I am using Filebeat to collect logs output by docker to Logstash, to Elastic Search.
The data flow is from docker stdout -> Filebeat (autodiscovery) -> Logstash -> ES
Logstash docker.elastic.co/logstash/logstash:6.8.23
Filebeat docker.elastic.co/beats/filebeat:7.17.7
Similar to issue filebeats truncates log messages after 16k · Issue #6605 · elastic/beats · GitHub , messages with fields bigger than 8191 (approximately as I have just copied the characters in a truncated field and counted them) are split into multiple to stdout by docker.
To test I have started the solution on my local machine and I am looking at the logs from docker to filebeat and logstash and I see that indeed they are split up by docker.
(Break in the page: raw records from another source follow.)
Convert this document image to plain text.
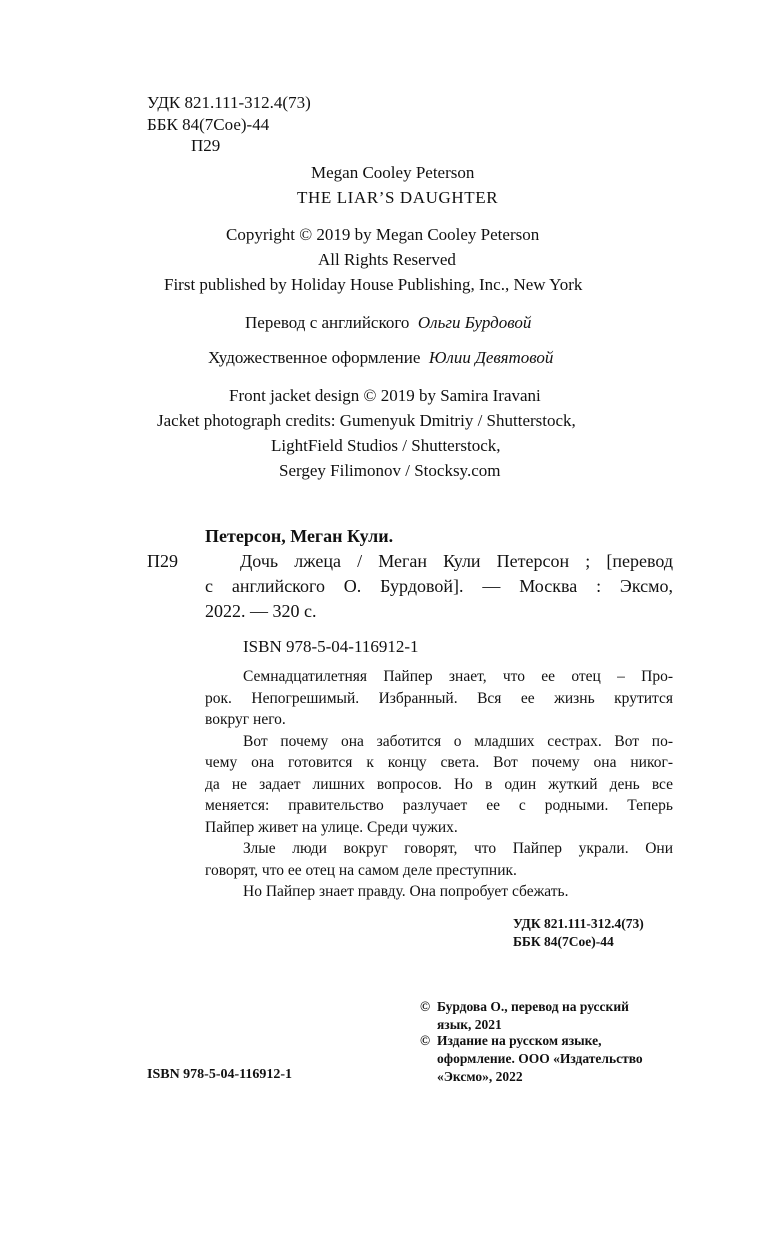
УДК 821.111-312.4(73)
ББК 84(7Сое)-44
П29
Megan Cooley Peterson
THE LIAR’S DAUGHTER
Copyright © 2019 by Megan Cooley Peterson
All Rights Reserved
First published by Holiday House Publishing, Inc., New York
Перевод с английского Ольги Бурдовой
Художественное оформление Юлии Девятовой
Front jacket design © 2019 by Samira Iravani
Jacket photograph credits: Gumenyuk Dmitriy / Shutterstock,
LightField Studios / Shutterstock,
Sergey Filimonov / Stocksy.com
Петерсон, Меган Кули.
П29	Дочь лжеца / Меган Кули Петерсон ; [перевод
с английского О. Бурдовой]. — Москва : Эксмо,
2022. — 320 с.
ISBN 978-5-04-116912-1
Семнадцатилетняя Пайпер знает, что ее отец – Про-
рок. Непогрешимый. Избранный. Вся ее жизнь крутится
вокруг него.
Вот почему она заботится о младших сестрах. Вот по-
чему она готовится к концу света. Вот почему она никог-
да не задает лишних вопросов. Но в один жуткий день все
меняется: правительство разлучает ее с родными. Теперь
Пайпер живет на улице. Среди чужих.
Злые люди вокруг говорят, что Пайпер украли. Они
говорят, что ее отец на самом деле преступник.
Но Пайпер знает правду. Она попробует сбежать.
УДК 821.111-312.4(73)
ББК 84(7Сое)-44
© Бурдова О., перевод на русский
язык, 2021
© Издание на русском языке,
оформление. ООО «Издательство
«Эксмо», 2022
ISBN 978-5-04-116912-1
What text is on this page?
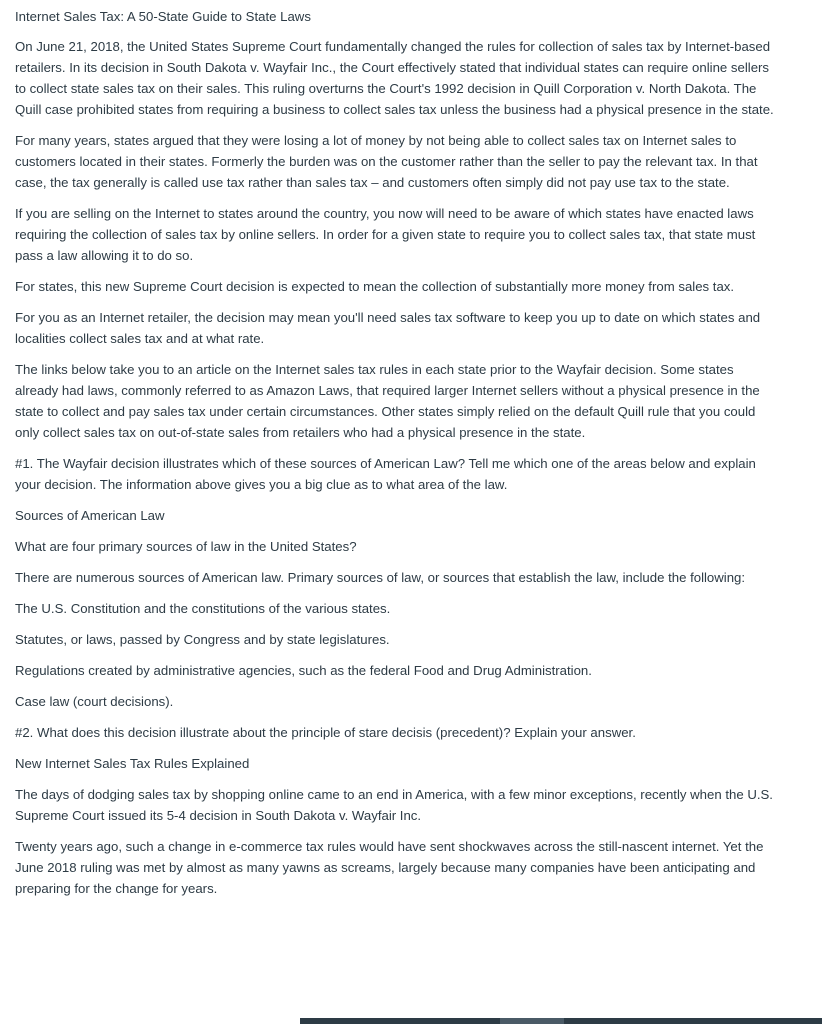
Internet Sales Tax: A 50-State Guide to State Laws

On June 21, 2018, the United States Supreme Court fundamentally changed the rules for collection of sales tax by Internet-based retailers. In its decision in South Dakota v. Wayfair Inc., the Court effectively stated that individual states can require online sellers to collect state sales tax on their sales. This ruling overturns the Court's 1992 decision in Quill Corporation v. North Dakota. The Quill case prohibited states from requiring a business to collect sales tax unless the business had a physical presence in the state.

For many years, states argued that they were losing a lot of money by not being able to collect sales tax on Internet sales to customers located in their states. Formerly the burden was on the customer rather than the seller to pay the relevant tax. In that case, the tax generally is called use tax rather than sales tax – and customers often simply did not pay use tax to the state.

If you are selling on the Internet to states around the country, you now will need to be aware of which states have enacted laws requiring the collection of sales tax by online sellers. In order for a given state to require you to collect sales tax, that state must pass a law allowing it to do so.

For states, this new Supreme Court decision is expected to mean the collection of substantially more money from sales tax.

For you as an Internet retailer, the decision may mean you'll need sales tax software to keep you up to date on which states and localities collect sales tax and at what rate.

The links below take you to an article on the Internet sales tax rules in each state prior to the Wayfair decision. Some states already had laws, commonly referred to as Amazon Laws, that required larger Internet sellers without a physical presence in the state to collect and pay sales tax under certain circumstances. Other states simply relied on the default Quill rule that you could only collect sales tax on out-of-state sales from retailers who had a physical presence in the state.

#1. The Wayfair decision illustrates which of these sources of American Law? Tell me which one of the areas below and explain your decision. The information above gives you a big clue as to what area of the law.

Sources of American Law

What are four primary sources of law in the United States?

There are numerous sources of American law. Primary sources of law, or sources that establish the law, include the following:

The U.S. Constitution and the constitutions of the various states.

Statutes, or laws, passed by Congress and by state legislatures.

Regulations created by administrative agencies, such as the federal Food and Drug Administration.

Case law (court decisions).

#2. What does this decision illustrate about the principle of stare decisis (precedent)? Explain your answer.

New Internet Sales Tax Rules Explained

The days of dodging sales tax by shopping online came to an end in America, with a few minor exceptions, recently when the U.S. Supreme Court issued its 5-4 decision in South Dakota v. Wayfair Inc.

Twenty years ago, such a change in e-commerce tax rules would have sent shockwaves across the still-nascent internet. Yet the June 2018 ruling was met by almost as many yawns as screams, largely because many companies have been anticipating and preparing for the change for years.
However the github issue suggest a work around was provided long time ago. But this does not seem to work for me.
Anything I can do at this stage?
logstash_1 | {"stream":"stderr","tags":["beats_input_codec_plain_applied","_grokparsefailure"],"log":{"offset":81392,"file":{"path":"/var/lib/docker/containers/efdf555f795a42198b91c1eee332e ............
The interesting part here is that it shows a message with offset and then these types of messages are indeed parts of the full message that logstash receives from Filebeat.
My configurations for Filebeat and Logstash are rather standards such as
Filebeat
filebeat.autodiscover:
providers:
- type: docker
hints.enabled: true
hints.default_config.enabled: false
output.logstash:
hosts: ["logstash:5044"]
processors:
# decode the log field (sub JSON document) if JSON encoded, then maps it's fields to elasticsearch fields
- decode_json_fields:
fields: ["log", "message"]
target: ""
# overwrite existing target elasticsearch fields while decoding json fields
overwrite_keys: true
Logstash
input {
beats {
port => 5044
host => "0.0.0.0"
}
}
filter {
if "/ping" in [message] {
drop { }
}
grok {
match => [ "message", "%{MONOLOG} %{GREEDYDATA:mymessage}"]
patterns_dir => ["/usr/share/logstash/patterns", "/usr/share/logstash/patterns_extra"]
add_field => {
"type" => "monolog"
}
}
if "_grokparsefailure" in [tags] {
grok{
match => { "message" => "%{DATESTAMP:timestamp} \[%{LOGLEVEL:log-level}\] \[(?<app>[A-Za-z0-9.\s]*?)\] %{GREEDYDATA:message}" }
patterns_dir => ["/usr/share/logstash/patterns", "/usr/share/logstash/patterns_extra"]
add_field => {
"type" => "yii"
}
}
}
}
output {
if ![@metadata][beat] {
elasticsearch {
hosts => ["${ES_HOST}"]
index => "wiz_myapp"
}
stdout { codec => rubydebug }
}
else if "wizmyappprod" in [container][name] {
elasticsearch {
hosts => ["${ES_HOST}"]
manage_template => false
index => "wiz_myapp_prod-%{[@metadata][beat]}-%{[@metadata][version]}-%{+YYYY.MM}"
}
stdout { codec => json }
}
else if "wizmyappstaging" in [container][name] {
elasticsearch {
hosts => ["${ES_HOST}"]
manage_template => false
index => "wiz_myapp_staging-%{[@metadata][beat]}-%{[@metadata][version]}-%{+YYYY.MM}"
}
stdout { codec => json }
}
else if "wizmyappmirror" in [container][name] {
elasticsearch {
hosts => ["${ES_HOST}"]
manage_template => false
index => "wiz_myapp_mirror-%{[@metadata][beat]}-%{[@metadata][version]}-%{+YYYY.MM}"
}
stdout { codec => json }
}
else {
elasticsearch {
hosts => ["${ES_HOST}"]
manage_template => false
index => "wiz_myapp_other-%{[@metadata][beat]}-%{[@metadata][version]}-%{+YYYY.MM}"
}
stdout { codec => json }
}
}